= Factor regression model =

Within statistical factor analysis, the factor regression model, or hybrid factor model, is a special multivariate model with the following form:
$\mathbf{y}_n= \mathbf{A}\mathbf{x}_n+ \mathbf{B}\mathbf{z}_n +\mathbf{c}+\mathbf{e}_n$
where,

$\mathbf{y}_n$ is the $n$-th $G \times 1$ (known) observation.

$\mathbf{x}_n$ is the $n$-th sample $L_x$ (unknown) hidden factors.

$\mathbf{A}$ is the (unknown) loading matrix of the hidden factors.

$\mathbf{z}_n$ is the $n$-th sample $L_z$ (known) design factors.

$\mathbf{B}$ is the (unknown) regression coefficients of the design factors.

$\mathbf{c}$ is a vector of (unknown) constant term or intercept.

$\mathbf{e}_n$ is a vector of (unknown) errors, often white Gaussian noise.

== Relationship between factor regression model, factor model and regression model ==
The factor regression model can be viewed as a combination of factor analysis model ($\mathbf{y}_n= \mathbf{A}\mathbf{x}_n+ \mathbf{c}+\mathbf{e}_n$) and regression model ($\mathbf{y}_n= \mathbf{B}\mathbf{z}_n +\mathbf{c}+\mathbf{e}_n$).

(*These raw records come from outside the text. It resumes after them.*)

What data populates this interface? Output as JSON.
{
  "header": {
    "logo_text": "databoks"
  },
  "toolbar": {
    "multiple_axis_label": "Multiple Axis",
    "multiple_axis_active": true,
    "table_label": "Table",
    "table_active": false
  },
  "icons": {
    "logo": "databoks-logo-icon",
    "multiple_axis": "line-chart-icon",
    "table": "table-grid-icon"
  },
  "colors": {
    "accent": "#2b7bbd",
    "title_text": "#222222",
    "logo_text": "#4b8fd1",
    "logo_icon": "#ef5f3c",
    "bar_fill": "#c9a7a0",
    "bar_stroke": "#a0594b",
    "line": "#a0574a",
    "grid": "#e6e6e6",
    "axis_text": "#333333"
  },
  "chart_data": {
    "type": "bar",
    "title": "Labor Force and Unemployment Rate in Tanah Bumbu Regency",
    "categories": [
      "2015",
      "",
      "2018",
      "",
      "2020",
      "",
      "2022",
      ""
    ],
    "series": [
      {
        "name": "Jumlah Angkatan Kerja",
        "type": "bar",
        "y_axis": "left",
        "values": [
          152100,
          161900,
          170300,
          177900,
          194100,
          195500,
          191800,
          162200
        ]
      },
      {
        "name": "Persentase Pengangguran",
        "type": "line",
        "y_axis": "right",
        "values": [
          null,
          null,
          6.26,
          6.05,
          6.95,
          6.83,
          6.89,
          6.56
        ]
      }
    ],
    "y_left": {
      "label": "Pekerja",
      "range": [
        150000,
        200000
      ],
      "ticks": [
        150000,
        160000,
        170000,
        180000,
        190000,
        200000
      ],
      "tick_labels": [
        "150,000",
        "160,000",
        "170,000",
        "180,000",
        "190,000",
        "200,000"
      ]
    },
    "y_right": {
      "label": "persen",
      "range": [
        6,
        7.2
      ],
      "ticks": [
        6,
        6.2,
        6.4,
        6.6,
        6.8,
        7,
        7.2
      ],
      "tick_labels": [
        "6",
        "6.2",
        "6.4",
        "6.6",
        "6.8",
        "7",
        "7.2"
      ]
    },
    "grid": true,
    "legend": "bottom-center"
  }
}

Alternatively, the model can be viewed as a special kind of factor model, the hybrid factor model
$$\begin{align}
& \mathbf{y}_n = \mathbf{A}\mathbf{x}_n+ \mathbf{B}\mathbf{z}_n +\mathbf{c}+\mathbf{e}_n \\
= & \begin{bmatrix}
\mathbf{A} & \mathbf{B}
\end{bmatrix}
\begin{bmatrix}
\mathbf{x}_n \\
\mathbf{z}_n\end{bmatrix} +\mathbf{c}+\mathbf{e}_n \\
= & \mathbf{D}\mathbf{f}_n +\mathbf{c}+\mathbf{e}_n
\end{align}$$
where, $$\mathbf{D}=\begin{bmatrix}
\mathbf{A} & \mathbf{B}
\end{bmatrix}$$ is the loading matrix of the hybrid factor model and $$\mathbf{f}_n=\begin{bmatrix}
\mathbf{x}_n \\
\mathbf{z}_n\end{bmatrix}$$ are the factors, including the known factors and unknown factors.

== Software ==
Open source software to perform factor regression is available.